Staff from some of Australia’s largest aged care providers in Queensland and Western Australia walked off the job Tuesday “because they feel they have no option but to take strike action,” said United Workers Union aged care director Carolyn Smith.

An already understaffed and overstretched workforce has been pushed to the limit by the COVID pandemic, said Ms Smith. “Aged care workers have to do double and triple shifts, facing dire conditions in PPE and no let-up in sight in many facilities.”

Carolyn Smith

But COVID was just the latest burden in an aged care system already in crisis, she said. “Aged care workers report aged care residents are frustrated, upset and humiliated as they wait too long to be showered, too long for soiled pads to be changed and too long, sometimes, even to be fed. All this while aged care workers earn some of the lowest wages in Australia.”

Timed to coincide with the federal election campaign, workers walked off at five major aged care facilities in support of their claims for a 25 per cent pay rise and an increase in staffing levels. Among the providers affected were Uniting Care’s Blue Care, Churches of Christ, Hall & Prior, Regis and Aegis.
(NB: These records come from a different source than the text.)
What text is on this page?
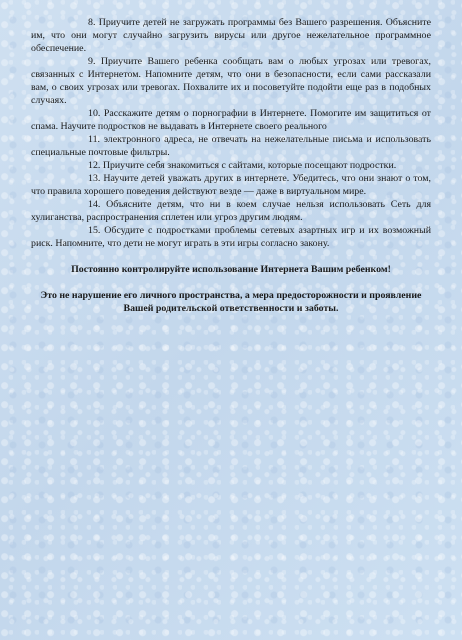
8. Приучите детей не загружать программы без Вашего разрешения. Объясните им, что они могут случайно загрузить вирусы или другое нежелательное программное обеспечение.

9. Приучите Вашего ребенка сообщать вам о любых угрозах или тревогах, связанных с Интернетом. Напомните детям, что они в безопасности, если сами рассказали вам, о своих угрозах или тревогах. Похвалите их и посоветуйте подойти еще раз в подобных случаях.

10. Расскажите детям о порнографии в Интернете. Помогите им защититься от спама. Научите подростков не выдавать в Интернете своего реального

11. электронного адреса, не отвечать на нежелательные письма и использовать специальные почтовые фильтры.

12. Приучите себя знакомиться с сайтами, которые посещают подростки.

13. Научите детей уважать других в интернете. Убедитесь, что они знают о том, что правила хорошего поведения действуют везде — даже в виртуальном мире.

14. Объясните детям, что ни в коем случае нельзя использовать Сеть для хулиганства, распространения сплетен или угроз другим людям.

15. Обсудите с подростками проблемы сетевых азартных игр и их возможный риск. Напомните, что дети не могут играть в эти игры согласно закону.

Постоянно контролируйте использование Интернета Вашим ребенком!

Это не нарушение его личного пространства, а мера предосторожности и проявление Вашей родительской ответственности и заботы.
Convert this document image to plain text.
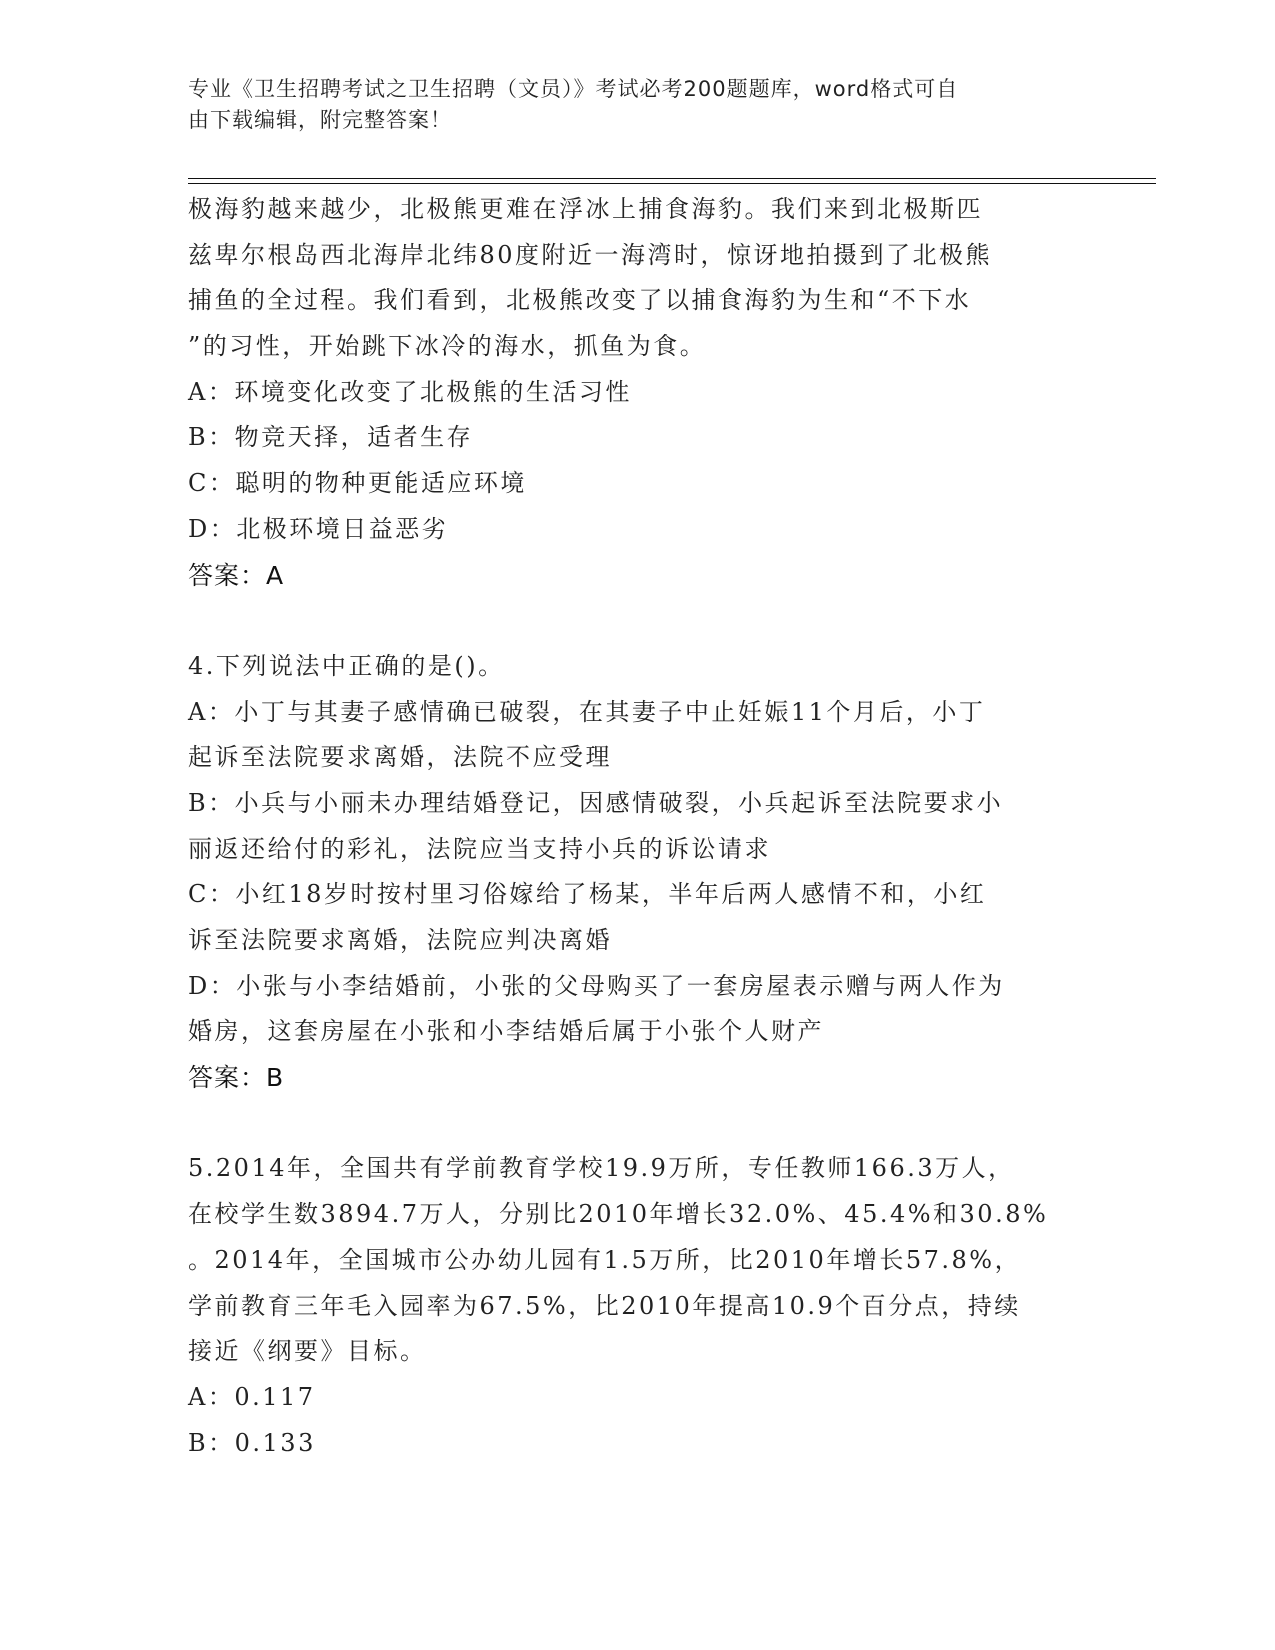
专业《卫生招聘考试之卫生招聘（文员）》考试必考200题题库，word格式可自
由下载编辑，附完整答案！
极海豹越来越少，北极熊更难在浮冰上捕食海豹。我们来到北极斯匹
兹卑尔根岛西北海岸北纬80度附近一海湾时，惊讶地拍摄到了北极熊
捕鱼的全过程。我们看到，北极熊改变了以捕食海豹为生和“不下水
”的习性，开始跳下冰冷的海水，抓鱼为食。
A：环境变化改变了北极熊的生活习性
B：物竞天择，适者生存
C：聪明的物种更能适应环境
D：北极环境日益恶劣
答案：A
4.下列说法中正确的是()。
A：小丁与其妻子感情确已破裂，在其妻子中止妊娠11个月后，小丁
起诉至法院要求离婚，法院不应受理
B：小兵与小丽未办理结婚登记，因感情破裂，小兵起诉至法院要求小
丽返还给付的彩礼，法院应当支持小兵的诉讼请求
C：小红18岁时按村里习俗嫁给了杨某，半年后两人感情不和，小红
诉至法院要求离婚，法院应判决离婚
D：小张与小李结婚前，小张的父母购买了一套房屋表示赠与两人作为
婚房，这套房屋在小张和小李结婚后属于小张个人财产
答案：B
5.2014年，全国共有学前教育学校19.9万所，专任教师166.3万人，
在校学生数3894.7万人，分别比2010年增长32.0%、45.4%和30.8%
。2014年，全国城市公办幼儿园有1.5万所，比2010年增长57.8%，
学前教育三年毛入园率为67.5%，比2010年提高10.9个百分点，持续
接近《纲要》目标。
A：0.117
B：0.133
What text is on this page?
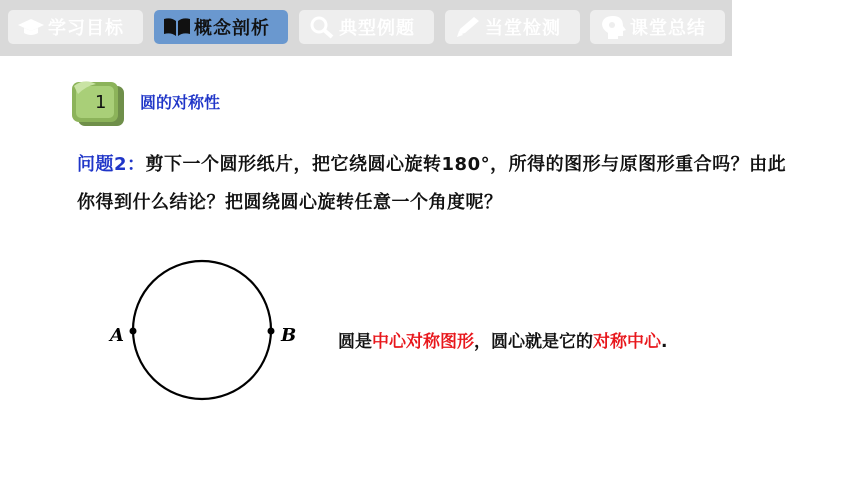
学习目标	概念剖析	典型例题	当堂检测	课堂总结
1 圆的对称性
问题2：剪下一个圆形纸片，把它绕圆心旋转180°，所得的图形与原图形重合吗？由此你得到什么结论？把圆绕圆心旋转任意一个角度呢？
A	B 圆是中心对称图形，圆心就是它的对称中心.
Staff walked off the job at 11.30am ahead of rallies at the James Street Amphitheatre in Perth and Queens Gardens in Brisbane at 1pm.

Providers were given plenty of notice of the industrial action which organisers limited to five hours so as not to disrupt meal preparations.

Almost 1,700 workers were also going to walk off the job for three-and-a-half hours at Southern Cross Care facilities in South Australia. However, the protest has been postponed until after the federal election following a decision by the Fair Work Commission to block the strike over concerns for the welfare of aged care residents.

Meanwhile, about 100 SA aged care staff used their day off to rally in Adelaide’s CBD in solidarity with their WA and Queensland colleagues.